Minutos después, tras otra consulta al mapa, volvieron sobre sus pasos. Los ruidos volvieron a oírse brevemente. Pendergast, que iba en cabeza, se arrodilló y empezó a examinar las huellas. Las observó durante una eternidad, con la nariz a pocos centímetros de la arena, mientras Weeks se iba poniendo nervioso.

–Abajo–dijo.

Se metió en una grieta, al pie de una pared, y bajó a un espacio muy estrecho e inclinado. Weeks lo siguió. Después de avanzar muy lentamente, llegaron a un auténtico hormiguero de orificios naturales en la pared de la cueva, algunos de ellos con ríos inmóviles de lava brotando de sus bocas. Pendergast movió la linterna por el panal, eligió uno de los agujeros y, para consternación de Weeks, se internó por él a gatas. La cavidad era húmeda, y parecía mojada. Weeks pensó en protestar, pero la brusca desaparición de la linterna de Pendergast le hizo desistir y lanzarse por la fuerte pendiente del pasadizo. El túnel había sido recorrido tantas veces que el lecho de caliza blanda estaba desgastado.

Se levantó, se limpió la ropa de barro y comprobó el estado de su arma.

–¿Desde cuándo vive aquí abajo el asesino?–preguntó, con una mirada incrédula al camino.

–En septiembre hará cincuenta y un años–dijo Pendergast, que ya volvía a caminar por la senda de la estrecha galería.
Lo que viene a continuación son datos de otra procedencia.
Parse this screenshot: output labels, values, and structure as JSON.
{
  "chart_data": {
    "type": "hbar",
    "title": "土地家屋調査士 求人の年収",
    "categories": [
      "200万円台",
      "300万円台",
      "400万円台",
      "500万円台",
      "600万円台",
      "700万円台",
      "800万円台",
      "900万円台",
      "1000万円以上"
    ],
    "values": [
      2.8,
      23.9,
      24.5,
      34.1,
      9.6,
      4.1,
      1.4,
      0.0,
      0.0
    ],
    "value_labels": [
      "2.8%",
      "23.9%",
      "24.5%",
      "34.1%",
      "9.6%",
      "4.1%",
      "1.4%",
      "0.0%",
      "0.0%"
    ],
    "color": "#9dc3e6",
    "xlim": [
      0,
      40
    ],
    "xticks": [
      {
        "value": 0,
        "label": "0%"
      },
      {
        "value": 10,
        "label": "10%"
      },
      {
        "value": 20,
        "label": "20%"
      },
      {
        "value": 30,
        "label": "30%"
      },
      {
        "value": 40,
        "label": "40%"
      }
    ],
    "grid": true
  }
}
–O sea, que sabe quién es.

–Sí.

–¿Y se puede saber cómo lo ha averiguado?

–¿Le molesta que dejemos la conversación para más tarde, agente Weeks ?

Pendergast se movía muy deprisa. Ya no oían los gritos, pero parecía muy seguro del camino.

De repente fue imposible seguir. Una enorme cortina de yeso cristalizado, que fluía de un agujero del techo, cerraba completamente el túnel. Cuando Pendergast iluminó el suelo, Weeks observó que el camino se había borrado.

–No hay tiempo–murmuró Pendergast, hablando solo, mientras iluminaba el trecho de túnel recorrido, las paredes y la bóveda–. No hay tiempo.